Retro Space-Age Cantaloupe
Chrissy Levett is obsessed with fruit stickers. She’s willing to be chased down streets for them. She can’t travel abroad without detours to local shops. She’ll often return home from missions with new finds stuck halfway up her arm. Which is perverse because, as she’s the first to admit, fruits stickers are pretty much designed for the bin. But as the following soundbites from Chrissy show, even bin-destined objects can take on great personal value to a collector.
‘My collection started thirty years ago. I stuck a Jaffa sticker in my exercise book and I was hooked. Mike Melon’s from Australia is probably one of the most memorable stickers from the early days’.
‘I’m an obsessive collector. I keep them in a large book in no particular order. I may do a bit of stickering once or twice a month and look through them, sharing my obsession with folk from work or friends
who come to my home. It feels incredibly nerdy but I don’t care one bit’.
‘The best place for hunting new stickers is markets, especially abroad. The Middle East has ones with the most bling. I couldn’t possibly buy all the fruit that the stickers are attached to, so I tend to peel them off and make a dash for it. I was in Singapore once, and a shop owner caught me. He dragged me by the hair, back to the shop and made me pay for the fruit. I remember the sticker; it was a pink heart. I just had to have it’.

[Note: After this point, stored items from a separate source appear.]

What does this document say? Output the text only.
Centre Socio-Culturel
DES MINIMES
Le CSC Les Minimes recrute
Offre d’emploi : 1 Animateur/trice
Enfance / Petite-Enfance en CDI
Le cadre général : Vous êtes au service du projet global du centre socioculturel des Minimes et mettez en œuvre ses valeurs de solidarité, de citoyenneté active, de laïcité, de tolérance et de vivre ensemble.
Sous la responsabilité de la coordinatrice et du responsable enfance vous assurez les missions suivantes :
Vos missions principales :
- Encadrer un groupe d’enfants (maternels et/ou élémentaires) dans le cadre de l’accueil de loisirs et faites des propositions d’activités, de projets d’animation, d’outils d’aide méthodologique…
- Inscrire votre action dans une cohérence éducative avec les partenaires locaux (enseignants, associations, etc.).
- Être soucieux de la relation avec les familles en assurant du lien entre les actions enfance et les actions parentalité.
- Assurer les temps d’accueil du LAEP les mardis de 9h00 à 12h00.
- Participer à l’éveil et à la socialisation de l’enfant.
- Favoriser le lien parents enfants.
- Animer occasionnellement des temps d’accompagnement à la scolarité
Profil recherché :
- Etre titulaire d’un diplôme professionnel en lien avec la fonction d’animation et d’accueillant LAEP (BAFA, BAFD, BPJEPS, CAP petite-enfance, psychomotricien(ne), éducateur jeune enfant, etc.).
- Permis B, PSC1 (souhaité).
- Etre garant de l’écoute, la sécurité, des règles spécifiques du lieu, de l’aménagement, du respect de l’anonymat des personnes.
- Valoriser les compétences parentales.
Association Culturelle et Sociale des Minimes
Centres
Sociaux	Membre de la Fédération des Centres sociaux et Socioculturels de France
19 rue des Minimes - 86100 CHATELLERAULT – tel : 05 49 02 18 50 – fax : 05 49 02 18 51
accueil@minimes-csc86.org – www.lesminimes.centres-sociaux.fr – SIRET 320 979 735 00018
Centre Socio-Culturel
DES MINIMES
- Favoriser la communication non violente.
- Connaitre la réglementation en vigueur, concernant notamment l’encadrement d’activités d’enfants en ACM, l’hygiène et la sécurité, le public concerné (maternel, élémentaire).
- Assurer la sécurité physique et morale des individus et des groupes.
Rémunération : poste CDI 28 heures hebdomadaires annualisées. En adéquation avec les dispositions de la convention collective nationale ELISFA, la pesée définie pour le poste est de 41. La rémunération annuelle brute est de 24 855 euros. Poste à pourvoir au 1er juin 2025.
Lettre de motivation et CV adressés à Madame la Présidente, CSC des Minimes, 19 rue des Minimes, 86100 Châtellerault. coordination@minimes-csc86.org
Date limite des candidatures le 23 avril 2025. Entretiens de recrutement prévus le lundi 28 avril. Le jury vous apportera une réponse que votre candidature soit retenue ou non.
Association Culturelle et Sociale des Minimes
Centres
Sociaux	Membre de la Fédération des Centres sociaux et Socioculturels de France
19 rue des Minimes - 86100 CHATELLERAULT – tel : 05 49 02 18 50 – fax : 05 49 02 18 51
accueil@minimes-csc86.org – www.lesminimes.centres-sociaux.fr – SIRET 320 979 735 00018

‘My best ever find is a tiny metallic oval shaped sticker with a beautifully drawn Saint Nick holding a single Satsuma with a single leaf; its enchanting. Then there’s a melon sticker from
Spain with a German Shepherd dog on it. And a retro space-age cantaloupe sticker printed in bright orange and blue on fabric’.
Co‘To me, they are tiny little works of art – graphic gems, every font, every colour, badly printed on sub-straights. They have humour and history, they are international and best of all, they take up very little space’.